🤖 AI Summary
This work investigates the conditions under which world models can effectively learn physical dynamical systems from low-dimensional projections and concatenations—i.e., “tokenizations”—of historical frames. We establish a rigorous theoretical framework characterizing the necessary and sufficient conditions for a dynamical system to be accurately modeled via tokenized history sequences, clarifying why compact temporal representations suffice for precise future-state reconstruction and thereby bridging the theoretical gap between representation learning and dynamics modeling. Methodologically, we adopt a progressive modeling paradigm—from linear regression and shallow adversarial networks to full GANs—and validate our approach on canonical PDEs (heat equation, wave equation, chaotic Kuramoto–Sivashinsky equation) and a 2D Karman vortex street CFD dataset. Results demonstrate that high-fidelity reconstruction of complex nonlinear evolution is achievable using only compact latent sequences, significantly enhancing interpretability and out-of-distribution generalization of physics-informed world models.
📝 Abstract
In this work, we explore the use of compact latent representations with learned time dynamics ('World Models') to simulate physical systems. Drawing on concepts from control theory, we propose a theoretical framework that explains why projecting time slices into a low-dimensional space and then concatenating to form a history ('Tokenization') is so effective at learning physics datasets, and characterise when exactly the underlying dynamics admit a reconstruction mapping from the history of previous tokenized frames to the next.
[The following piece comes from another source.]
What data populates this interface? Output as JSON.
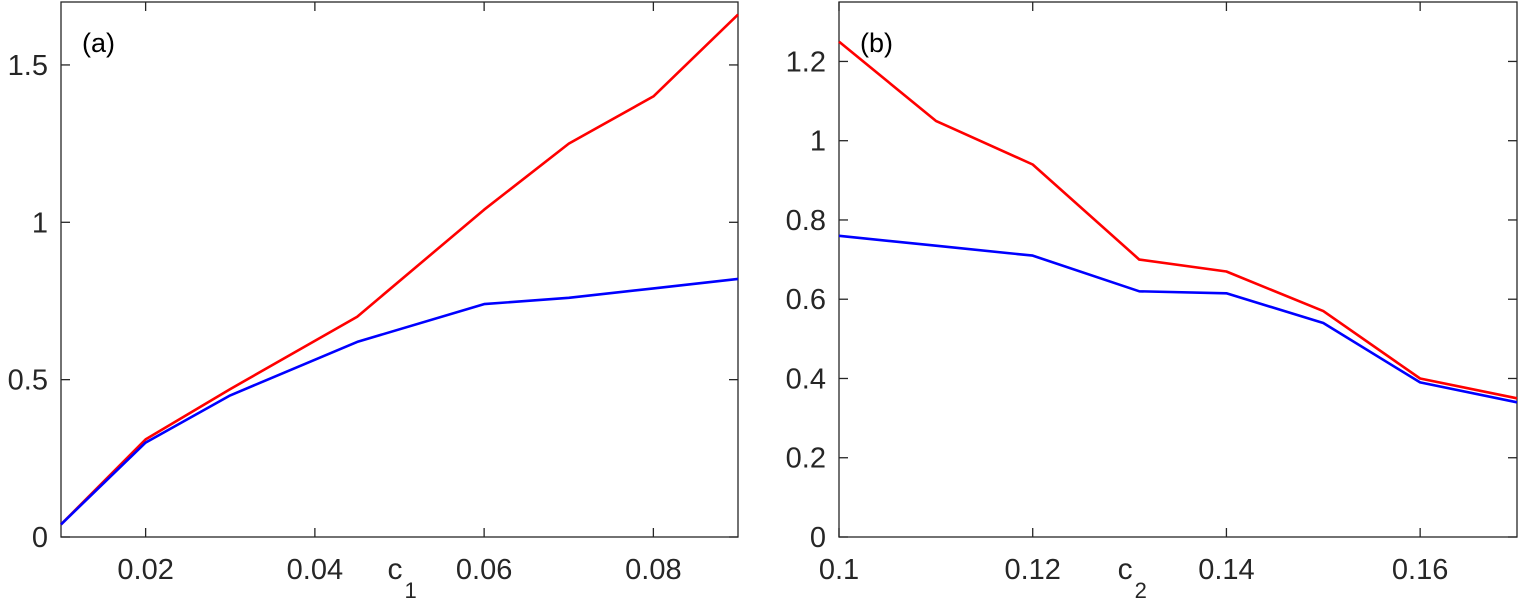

To validate these claims, we develop a sequence of models with increasing complexity, starting with least-squares regression and progressing through simple linear layers, shallow adversarial learners, and ultimately full-scale generative adversarial networks (GANs). We evaluate these models on a variety of datasets, including modified forms of the heat and wave equations, the chaotic regime 2D Kuramoto-Sivashinsky equation, and a challenging computational fluid dynamics (CFD) dataset of a 2D Kármán vortex street around a fixed cylinder, where our model is successfully able to recreate the flow.